Warnings over data protection following Dorset breaches
Two have been reported to the Information Commissioner
Concerns have been raised over Dorset Council’s compliance with the way it protects data.
Cllr Mike Parkes says the authority had two breaches in February which had to be reported to Information Commissioner and staff training levels in the area had been going down – not up.
He told a committee meeting on Monday that less than half the staff who needed training for data protection had completed the mandatory training.
“It was at 47 per cent compliance when we are looking for 100 per cent of this mandatory training being completed. It then dropped to 29 per cent in January and then in February was 27per cent, so we were still on a downward trend,” he told the audit and governance committee.

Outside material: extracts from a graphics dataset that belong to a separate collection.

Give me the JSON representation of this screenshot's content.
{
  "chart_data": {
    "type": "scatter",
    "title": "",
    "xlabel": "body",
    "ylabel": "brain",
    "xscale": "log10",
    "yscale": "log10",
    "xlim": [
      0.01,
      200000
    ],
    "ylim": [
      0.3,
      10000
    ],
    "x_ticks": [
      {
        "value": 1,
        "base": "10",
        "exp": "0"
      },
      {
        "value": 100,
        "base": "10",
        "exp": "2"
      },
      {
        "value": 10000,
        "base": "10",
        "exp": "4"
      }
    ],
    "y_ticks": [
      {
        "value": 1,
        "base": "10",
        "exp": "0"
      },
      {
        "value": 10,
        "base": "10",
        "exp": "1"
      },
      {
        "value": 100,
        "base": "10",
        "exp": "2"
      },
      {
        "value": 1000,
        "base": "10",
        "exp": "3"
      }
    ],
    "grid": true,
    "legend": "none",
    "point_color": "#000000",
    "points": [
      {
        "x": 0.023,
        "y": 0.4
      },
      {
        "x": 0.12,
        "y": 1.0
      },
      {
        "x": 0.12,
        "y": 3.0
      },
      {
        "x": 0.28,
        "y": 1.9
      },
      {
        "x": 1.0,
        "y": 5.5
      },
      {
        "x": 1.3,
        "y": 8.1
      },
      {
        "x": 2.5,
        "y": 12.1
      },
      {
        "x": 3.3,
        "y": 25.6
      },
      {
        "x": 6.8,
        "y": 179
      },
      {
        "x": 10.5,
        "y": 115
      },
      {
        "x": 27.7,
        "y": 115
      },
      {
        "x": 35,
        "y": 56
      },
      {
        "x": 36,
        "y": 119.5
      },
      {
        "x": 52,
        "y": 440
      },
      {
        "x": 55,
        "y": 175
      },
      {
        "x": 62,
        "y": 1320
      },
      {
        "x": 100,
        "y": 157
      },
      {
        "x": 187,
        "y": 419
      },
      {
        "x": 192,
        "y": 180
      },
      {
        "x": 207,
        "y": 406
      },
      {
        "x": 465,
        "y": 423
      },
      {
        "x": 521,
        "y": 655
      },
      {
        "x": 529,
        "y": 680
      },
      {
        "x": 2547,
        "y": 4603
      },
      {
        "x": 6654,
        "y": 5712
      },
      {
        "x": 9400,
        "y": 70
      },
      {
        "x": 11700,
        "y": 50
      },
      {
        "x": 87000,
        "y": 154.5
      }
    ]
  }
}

Council officers told the meeting that it was accepted there was more worked needed to promote the training, but said some of the figures were low because the training targets were re-set annually and then gradually built up again.
Councillors were told that there had been a de-briefing around the two data breaches which had happened and senior staff had looked to see if there were lessons to be learned.
Said Cllr Parkes: “It still concerns me. Even prior to this we were looking at levels of between 60 or 70 per cent compliance. It just doesn’t seem good enough.”
Committee chair Cllr Matt Hall described the issue as an important one and said there was a need for more assurance from the council’s senior leadership team that the training issue was being addressed “and addressed at some pace.”
“If we are, as we are today, saying in a public meeting that our staff are supposed to be doing mandatory training and they’re not, we need to have more assurances that this is being addressed…I would really like to see something coming forward to the next committee to say what we are doing, as a council, to address this issue, with some timelines….we have got to be moving in a better way than we appear to be,” said Cllr Hall.
Portland councillor Sue Cocking said that she would also like to see figures about how many councillors had achieved the training, which is also compulsory.
“We are more than capable of a data breach by forwarding an email, or something like that. If the staff are being held accountable, we also need to as accountable as the staff,” she said.